Sin embargo, en  este punto, ni los curadores europeos ni estadounidenses están dispuestos a ceder un centímetro de sus leyendas arcaicas para entender que nuestras sociedades son “sociedades de la reproducción”.  En este sentido, es demasiado caro el favor que le hacen en 1997 Cameron/Mosquera a la obra de Dittborn, porque pasan por alto, justamente, aquello para lo cual el artista ha ejercido un control y vigilancia extrema en su interpretabilidad interna, para terminar “teñido” por los prejuicios  de la interpretabilidad externa, que reduce el alcance de su teoría matriz, que a mi juicio, no reside en la aeropostalidad, sino en la fase previa en que elabora la “teoría del derrame”, y de la que esta doble-pagina es su expresión editorial inconsciente más lograda.  Porque todo apunta al “comienzo”, es decir, a cómo es por la “teinture” (impresa) que la “peinture” se da a ver, en el territorio que luego va a ser país. 

No es casual que el derrame de los ochenta litros de aceite quemado tenga lugar en el desierto de Tarapacá, que integra el territorio nacional solo después de la Guerra del Pacífico. Tampoco es casual que la desertificación en pintura sea un eje en la reflexión pre-aeropostal de Dittborn.  

Hablemos del color: en esta doble-página hay tres zonas; de izquierda a derecha, una sopa de fondo ocre cubre la totalidad de la franja vertical; al  centro,  la franja está divida en dos partes; arriba, el azul cielo; abajo, el ocre de la arena, intensificados.  Finalmente, la franja derecha, igualmente divida en dos, opera como si fuera a “la luz del día”, marcando la línea del horizonte como un límite  visual entre el cielo y la tierra.  En términos aristotélicos, la tierra corresponde al mundo sub-lunar y en ella todo es corruptible.  De lo que se trata de fijar en esta acción es la corrupción de las técnicas clásicas de la pintura europea, siendo ésta la cara (face) que le pone la pintura de Dittborn a la historicidad de su reproducción como derrame de  transferencia; o bien, de la transferencia entendida como derrame incontinente que fija los efectos de su  exceso como emplazamiento de la cultura de Occidente. 

Ambas imágenes, distribuidas por los tres registros cromáticos, apelan a la Santísima Trinidad y su rol en la “historia sagrada” de la humanidad.
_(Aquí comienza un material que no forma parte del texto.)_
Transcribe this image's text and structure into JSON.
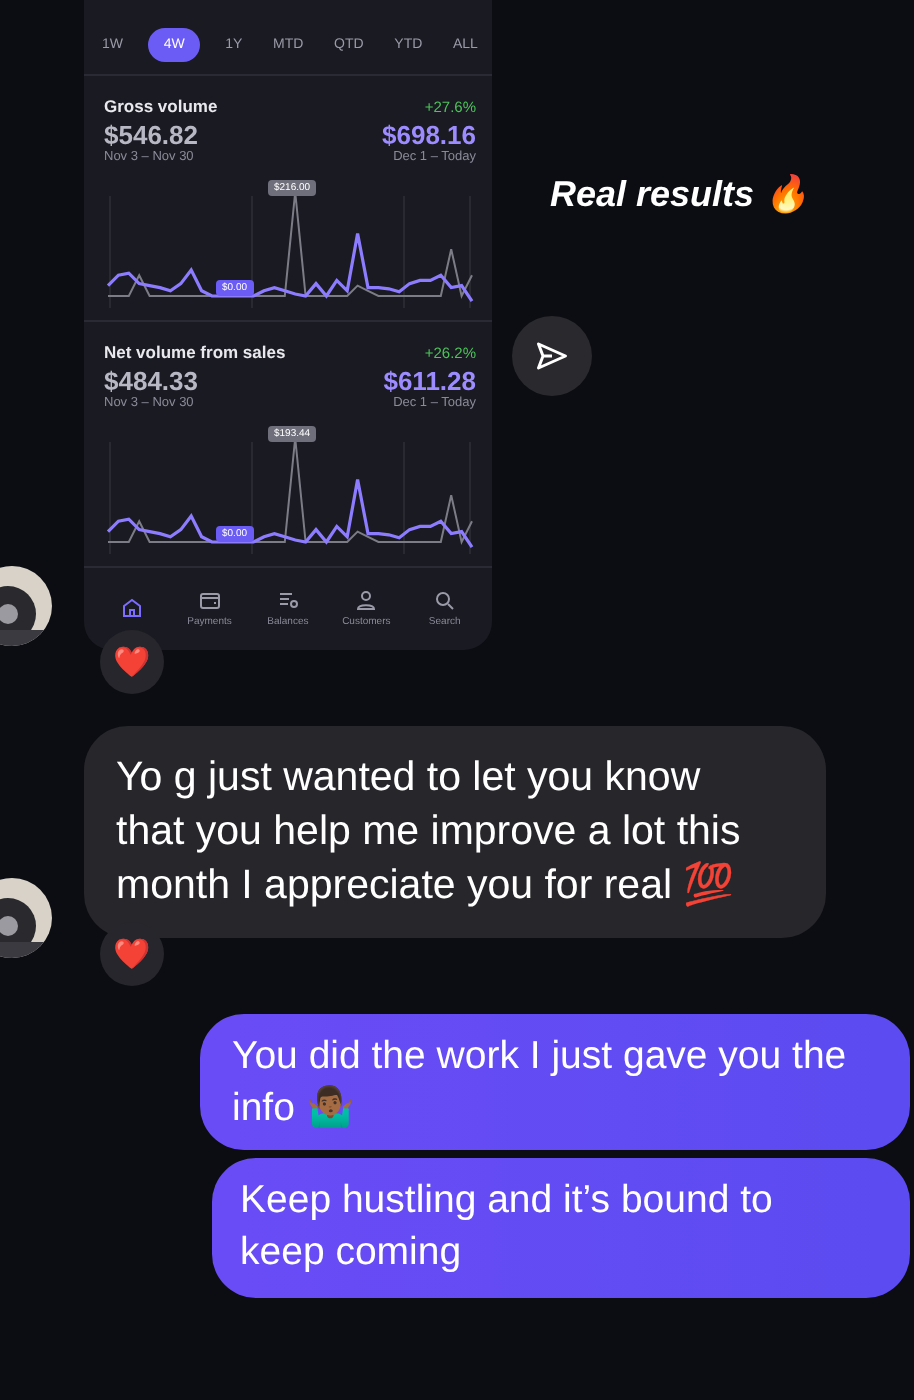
{
  "story_card": {
    "tabs": [
      {
        "label": "1W",
        "selected": false
      },
      {
        "label": "4W",
        "selected": true
      },
      {
        "label": "1Y",
        "selected": false
      },
      {
        "label": "MTD",
        "selected": false
      },
      {
        "label": "QTD",
        "selected": false
      },
      {
        "label": "YTD",
        "selected": false
      },
      {
        "label": "ALL",
        "selected": false
      }
    ],
    "metrics": [
      {
        "title": "Gross volume",
        "change": "+27.6%",
        "previous_value": "$546.82",
        "previous_range": "Nov 3 – Nov 30",
        "current_value": "$698.16",
        "current_range": "Dec 1 – Today",
        "peak_label": "$216.00",
        "zero_label": "$0.00"
      },
      {
        "title": "Net volume from sales",
        "change": "+26.2%",
        "previous_value": "$484.33",
        "previous_range": "Nov 3 – Nov 30",
        "current_value": "$611.28",
        "current_range": "Dec 1 – Today",
        "peak_label": "$193.44",
        "zero_label": "$0.00"
      }
    ],
    "nav": [
      {
        "kind": "home",
        "selected": true
      },
      {
        "kind": "wallet",
        "label": "Payments",
        "selected": false
      },
      {
        "kind": "balances",
        "label": "Balances",
        "selected": false
      },
      {
        "kind": "person",
        "label": "Customers",
        "selected": false
      },
      {
        "kind": "search",
        "label": "Search",
        "selected": false
      }
    ],
    "reaction": "❤️"
  },
  "caption": "Real results 🔥",
  "messages": [
    {
      "kind": "received",
      "text": "Yo g just wanted to let you know that you help me improve a lot this month I appreciate you for real 💯",
      "reaction": "❤️"
    },
    {
      "kind": "sent",
      "text": "You did the work I just gave you the info 🤷🏾‍♂️"
    },
    {
      "kind": "sent",
      "text": "Keep hustling and it’s bound to keep coming"
    }
  ]
}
Los modelos de referencia bíblica son dos; en primer lugar, el piloto de rescate sintomatiza la mecanización del cuerpo piadoso, aclarando que toda salvación viene del cielo y que su máquina es un sustituto moderno y laicizado de la Paloma Sacra.  De otro modo no persistiría la vigencia de la “pietà” como fisura en la subjetividad local, en el supuesto que el descendimiento de la cruz pone en evidencia, más que nada, la figura de la madre como el faltante que proporciona el andamiaje a la escritura de la representación, que se valida por “declinar” –siempre- la “palabra escrita”.  Entonces, en el principio fue el Verbo y se hizo mancha de aceite sobre la arena, yaciendo como tinta gruesa que delimita el residuo de la grasa (corporal) reclamada.  Admito la posibilidad que el automóvil sea antropomorfizado para entender que el aceite quemado proviene de la usura de un cuerpo mecánico.

Así las cosas, Dittborn introduce un principio de temporalidad que repite la historia de la cultura, donde lo informe de la mancha  precede a la formación de la letra en el inconsciente.  El piloto desciende del aparato, primero, porque  lo ha hecho aterrizar. No habrá que ser muy perspicaz para conectar este incidente con la inversión vostelliana del “dé/collage”.  Sobre todo después del uso que hace Dittborn de la imagen impresa en la prensa, que reproduce el arribo del Columbia a su base y que sirve de introducción al libro único “Un día entero de mi vida”, fabricado en 1981.  

Dittborn hace pasar toda su historia como artista por esta “composición de superficie”. El piloto  no hace descender dos veces el avión   en una misma escena de  des/fallecimiento.  La niña que  yacía sobre la arena estremeció al piloto, porque su figurabilidad  dependía del impreso de la “historia dibujada” que Dittborn le en/cara a los curadores, siguiendo por la vía ordinaria la representación del deseo.

Dittborn se estremeció al ver que la mancha de aceite no se propagaba con la rapidez ni capacidad de expansión que esperaba.  Para eso tuvo que olvidar su programa de restricciones y “meter la mano”.